100. Sunday 6th September 2009. In which we paint a picture and a picture transports me away…
Wednesday was a day of excitement.
Airlie Beach is undergoing a huge facelift at present with the Muddy Bay Marina and development in full swing. A roundabout is being built at the end of the strip near where Coconut Grove was. Yesterday the stop go men were kept busy while a trench was being dug across the road.
Mid afternoon an electricity sub-station at Cannonvale exploded and caught on fire. Power to Cannonvale and the rest of the valley plus Airlie Beach, Jubilee Pocket and Shute harbour had no power. The main Shute Harbour Road through Cannonvale, all 4 lanes, was closed to traffic which was diverted via Manooka Drive a narrow 2 lane steep hillside alternative. Of course with the traffic lights out we had Police directing traffic. As it was pick up the kids from school time, traffic backed up to the West on the other side of Cannon Valley and East back to Airlie.
In the meantime, in Airlie the digger hit a water main so the chaos deepened. Most traffic at that time heads out of Airlie and West through Cannonvale. Traffic trying to get out of Abel Point Marina also came to a standstill. Traffic coming in to Airlie from the West also backed up. As things work out a very large roundabout is also being constructed just West of the Cannonvale Shopping centre lights. The roundabout also includes one end of Manooka Drive. This was the alternate route and of course the road-works made it all worse.

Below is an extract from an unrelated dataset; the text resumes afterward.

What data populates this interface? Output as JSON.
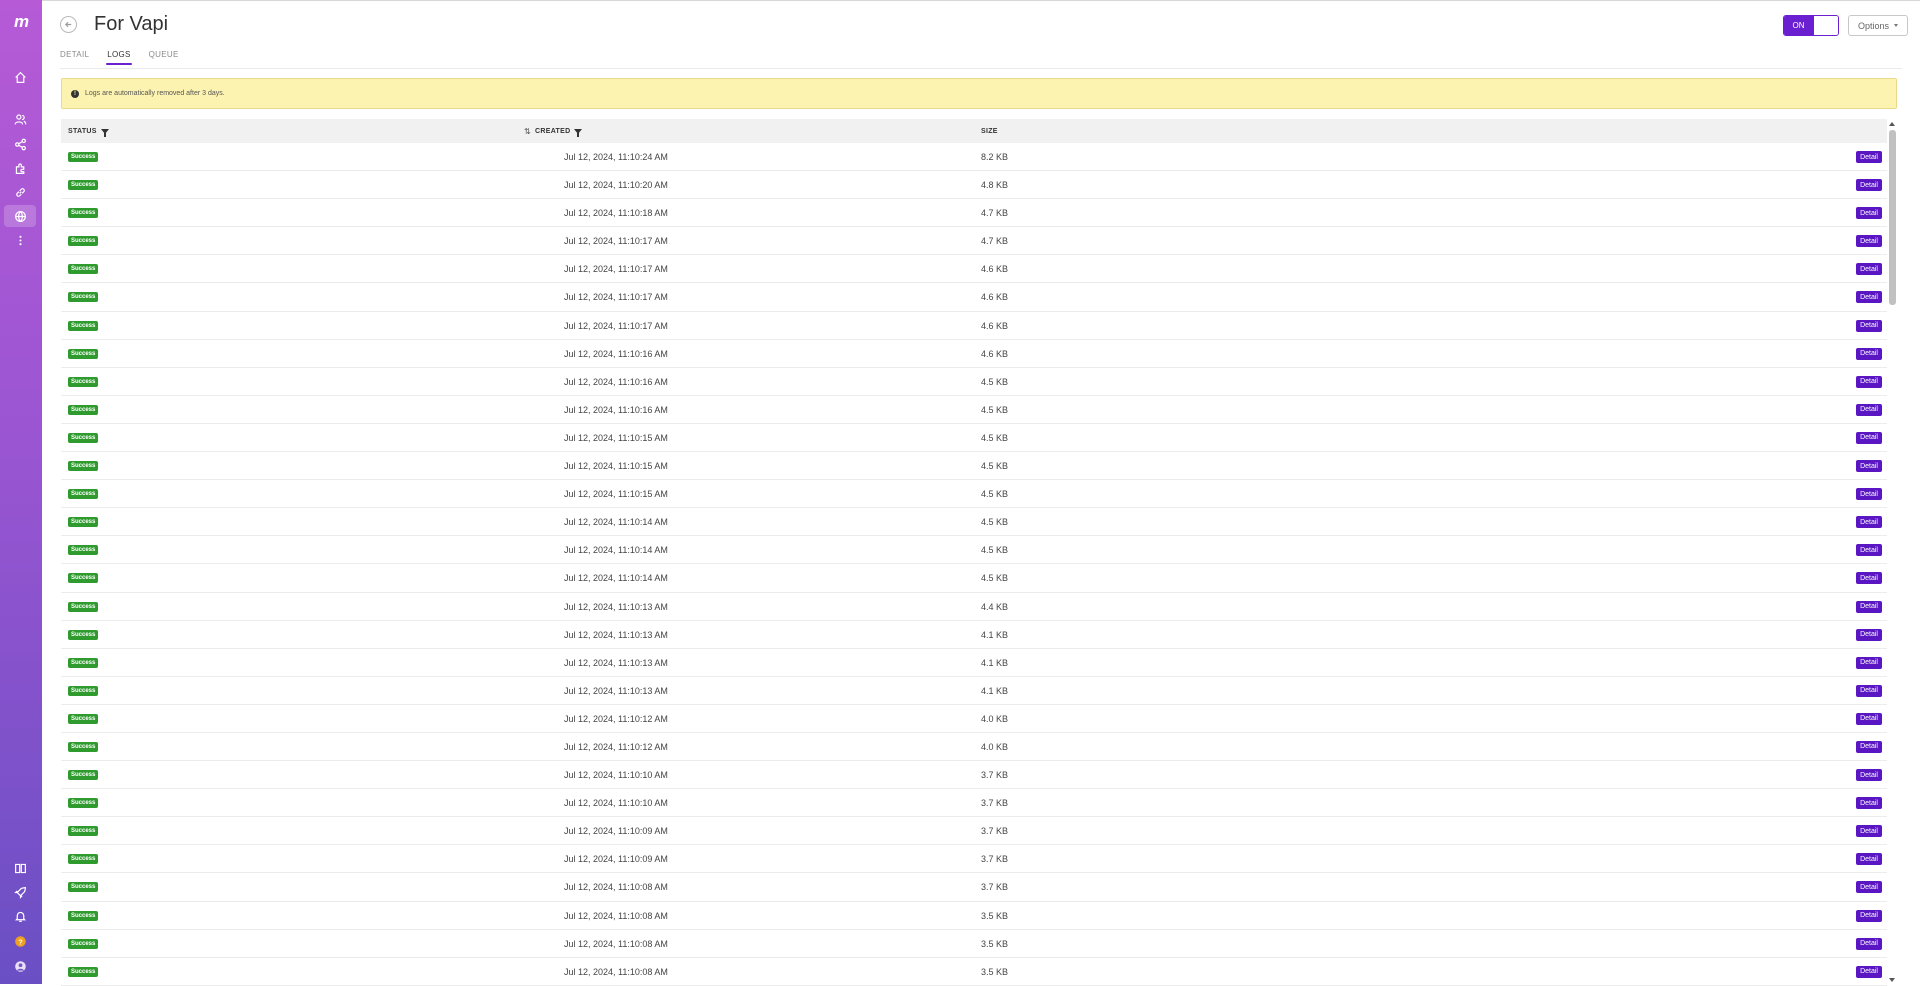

By 5pm there was still no power so I headed home. Traffic still backed up but not so bad now as many people had headed home early. After I arrived home power came on long enough to cook dinner then went out again.

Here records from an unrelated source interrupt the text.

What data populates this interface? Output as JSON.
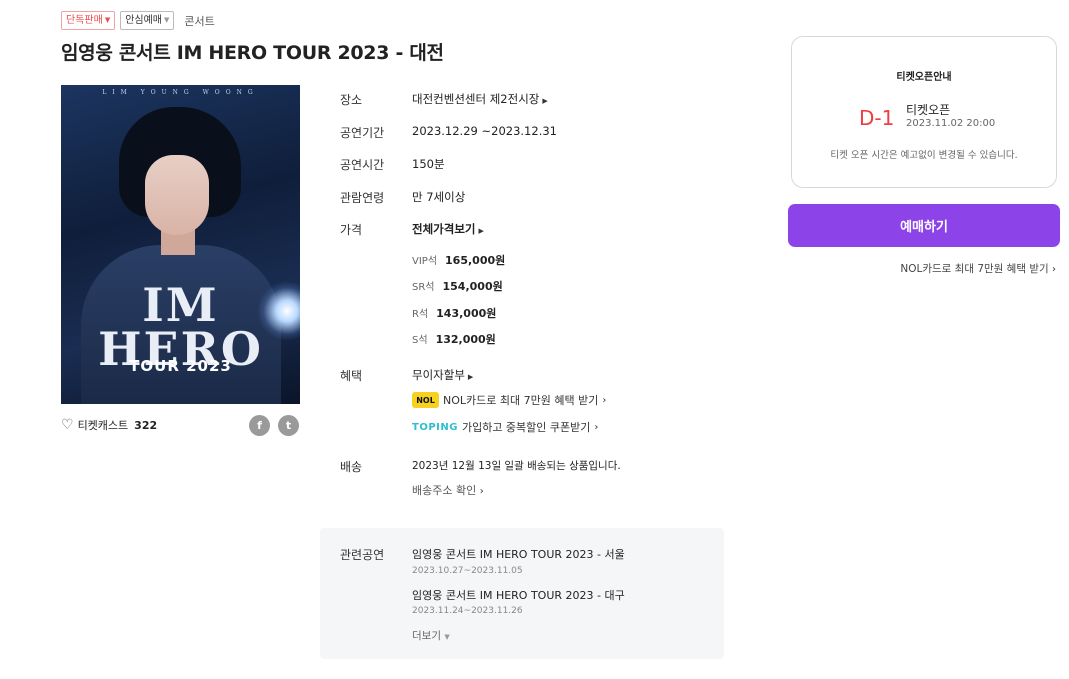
{
  "tags": {
    "exclusive": "단독판매",
    "safe": "안심예매",
    "category": "콘서트"
  },
  "title": "임영웅 콘서트 IM HERO TOUR 2023 - 대전",
  "poster": {
    "top_text": "LIM YOUNG WOONG",
    "logo_line1": "IM",
    "logo_line2": "HERO",
    "tour": "TOUR 2023"
  },
  "likes": {
    "label": "티켓캐스트",
    "count": "322"
  },
  "share": {
    "facebook": "f",
    "twitter": "t"
  },
  "info": {
    "venue_label": "장소",
    "venue": "대전컨벤션센터 제2전시장",
    "period_label": "공연기간",
    "period": "2023.12.29 ~2023.12.31",
    "runtime_label": "공연시간",
    "runtime": "150분",
    "age_label": "관람연령",
    "age": "만 7세이상",
    "price_label": "가격",
    "price_all": "전체가격보기",
    "prices": [
      {
        "grade": "VIP석",
        "amount": "165,000원"
      },
      {
        "grade": "SR석",
        "amount": "154,000원"
      },
      {
        "grade": "R석",
        "amount": "143,000원"
      },
      {
        "grade": "S석",
        "amount": "132,000원"
      }
    ],
    "benefit_label": "혜택",
    "benefit_main": "무이자할부",
    "benefit_nol": "NOL카드로 최대 7만원 혜택 받기",
    "nol_logo": "NOL",
    "benefit_toping": "가입하고 중복할인 쿠폰받기",
    "toping_logo": "TOPING",
    "delivery_label": "배송",
    "delivery_text": "2023년 12월 13일 일괄 배송되는 상품입니다.",
    "delivery_address": "배송주소 확인"
  },
  "related": {
    "label": "관련공연",
    "items": [
      {
        "title": "임영웅 콘서트 IM HERO TOUR 2023 - 서울",
        "date": "2023.10.27~2023.11.05"
      },
      {
        "title": "임영웅 콘서트 IM HERO TOUR 2023 - 대구",
        "date": "2023.11.24~2023.11.26"
      }
    ],
    "more": "더보기"
  },
  "ticket_open": {
    "title": "티켓오픈안내",
    "dday": "D-1",
    "label": "티켓오픈",
    "date": "2023.11.02 20:00",
    "note": "티켓 오픈 시간은 예고없이 변경될 수 있습니다."
  },
  "booking": {
    "button": "예매하기",
    "nol_benefit": "NOL카드로 최대 7만원 혜택 받기"
  },
  "colors": {
    "accent": "#8c44e8",
    "dday": "#ef3e42",
    "tag_red": "#ee4b4b"
  }
}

The wind picked up and the rain came down. Real rain. Enough so there was water in a nearby creek.
Donnis had planned to paint this week but was called in to work every day. She managed to make a start on the southern wall so some of the trim and profile is done.
I started the painting Saturday morning, managing to finish off the first coat and profile on the verandah side of the house and three quarters of the front wall.
Sunday I got the roller into action to finish a first coat on most of the front wall, all the verandah wall and most of the south wall. Sigh this is a big job but with the heat and wind the paint begins to dry in the roller tray and the brush begins to stiffen if it is left unused for 30 minutes.
Next weekend is all planned out for us. More painting of walls, then we still have the ceilings to complete then start on the read trim. Now that will be a fun, fiddly and intricate job.
I thought it would be a nice touch to show a couple of photos of our house so went to my collection of the many digital photos I have taken over the last 7 or 8 years. Would you believe I could not find any?
Instead, after rummaging around in memory cards, external hard drives, USB sticks and CD’s I found a photo of my yacht “ASTARET”. A photo I had forgotten I’d taken. It was February 2003 and was taken on an overcast day with my Panasonic NV- DCF7 Digital camera. The photo, like many of the photos taken on that trip seemed to have a haze around them. On that trip we spent a lot of time on the coast in windy and wet conditions. Salt spray had managed to cloud the lens and I was not in the habit of cleaning the lens every day.
I found “ASTARET” quite by accident. We were in Yamba, Donnis was in study mode even though we were on holiday. She stayed at the motel room while I went for a drive. When I sold the boat I remembered the purchasers owned a motel at Yamba and the boat was being transported by road by a guy I knew, Dave Stutchbury. I helped prepare the boat for loading on the truck. For some reason we had to contact the new owners but calling the phone number gave no reply. It was in those days I did not have a mobile. So I left the boat and Dave at Boathaven Island and went home for dinner. I called a cab company in Yamba. It seems the cab owner was at home but knew the motel and better yet knew the owners and agreed to call on them (for a price) and tell them there was a problem with their phone but to somehow find a way of calling me. By the time I had eaten they were on the phone, gave me the information Dave needed and I went back to the hardstand to tell Dave. I found the owners on my first attempt!
Now here I was in Yamba, knowing the boat had come here but no idea where. A mooring, in the harbour, at one of the many tiny marina’s along the river, a private jetty, on anchor? So as I drove along the river I pulled up at a small marina and walked across the street. There at the marina was “ASTARET” amongst all the other boats. My heart starting thumping. Of all the places I could have stopped and started my search I found her on my first try! She looked just like I remembered with no changes. Despite all the drawbacks she was a user friendly yacht. These days I would expect her to be set up like my motorhome with facility for shore power, a proper stove and fridge, good electrics, extra batteries, electric winch, and the list goes on.
But for now she was just worth seeing and knowing she was being maintained.
Sorry about the photo quality but perhaps you can seen the nice lines and timber trim which I spent so many hours sanding and varnishing twice a year.